The Dying Of Poor Joe: BFI Discovers Cell phone industry's Earliest Which makes it through Dickensian Film

This is often a kind of awesome situation of serendipity: The Dying Of Poor Joe can be a 1901 Uk production, directed by G.A. Cruz, and was uncovered the following day from the British Film Institute celebrated the 200th anniversary of Charles Dickens’ birth. Quiet film curator Bryony Dixon made the invention and her research has proven it’s the very first film made getting a Dickensian character.
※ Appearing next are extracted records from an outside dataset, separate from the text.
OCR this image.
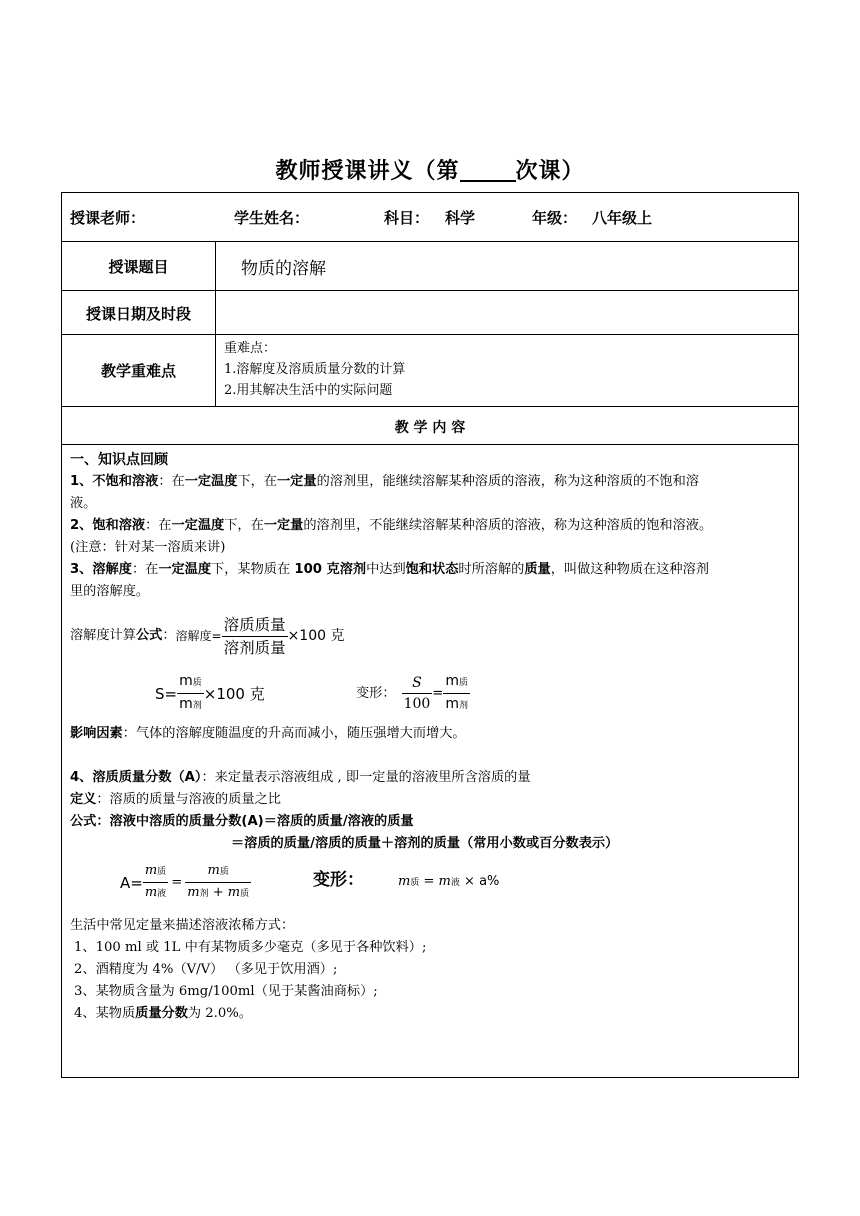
教师授课讲义（第	次课）
授课老师：	学生姓名：	科目： 科学	年级： 八年级上
授课题目	物质的溶解
授课日期及时段
教学重难点
重难点：
1.溶解度及溶质质量分数的计算
2.用其解决生活中的实际问题
教 学 内 容

一、知识点回顾

1、不饱和溶液：在一定温度下，在一定量的溶剂里，能继续溶解某种溶质的溶液，称为这种溶质的不饱和溶

液。

2、饱和溶液：在一定温度下，在一定量的溶剂里，不能继续溶解某种溶质的溶液，称为这种溶质的饱和溶液。

(注意：针对某一溶质来讲)

3、溶解度：在一定温度下，某物质在 100 克溶剂中达到饱和状态时所溶解的质量，叫做这种物质在这种溶剂

里的溶解度。

溶解度计算 公式 ： 溶解度= $\frac{\text{溶质质量}}{\text{溶剂质量}} \times 100$ 克
$S= \frac{\text{m质}}{\text{m剂}} \times 100$ 克	变形： $\frac{S}{100} = \frac{\text{m质}}{\text{m剂}}$

影响因素：气体的溶解度随温度的升高而减小，随压强增大而增大。

4、溶质质量分数（A）：来定量表示溶液组成 , 即一定量的溶液里所含溶质的量

定义：溶质的质量与溶液的质量之比

公式：溶液中溶质的质量分数(A)＝溶质的质量/溶液的质量

＝溶质的质量/溶质的质量＋溶剂的质量（常用小数或百分数表示）

$A= \frac{\text{m质}}{\text{m液}} = \frac{\text{m质}}{\text{m剂 + m质}}$	变形：	m质 = m液 × a%

生活中常见定量来描述溶液浓稀方式：

1、100 ml 或 1L 中有某物质多少毫克（多见于各种饮料）;

2、酒精度为 4%（V/V） （多见于饮用酒）;

3、某物质含量为 6mg/100ml（见于某酱油商标）;

4、某物质质量分数为 2.0%。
Right before now, the very first known Dickens film was Scrooge or Marleys Ghost released later in 1901. Carrying out unrelated research, Dixon discovered a catalogue entry mentioning for the Dying Of Poor Joe and thought the title might be a reference to the the level of smoothness in Dickens’ Bleak House. The film existed inside the BFIs collections, but had formerly been listed beneath the title Guy Meets Ragged Boy and wrongly dated c1902. The primary one-minute film is mentioned to remain in excellent condition and may screen to supplement the BFI’s program of Dickens’ pre-1914 shorts. It showed up towards the BFI collection in 1954 incorporated in a number of films in the collector employed in brighton who had known the director. Inside the film, “Poor Jo” is seen throughout the evening against a churchyard wall, freezing throughout the cold several weeks snow along with his broom. A watchman arrives swinging his light and catches Jo as much like he falls lower dying the watchman tries to help nevertheless it’s too far gone while he sticks out his light lower into Jos face, Jo puts his hands together in prayer, while using light for heavenly light while he dies. In line with the BFI, the film has parallels to Hendes Christian Andersons The Little Match Girl and Dickens story of Jo from Bleak House which has similar pathos. It absolutely was shot getting a Biokam device, a combined camera/projector for your amateur market, that was launched in 1899.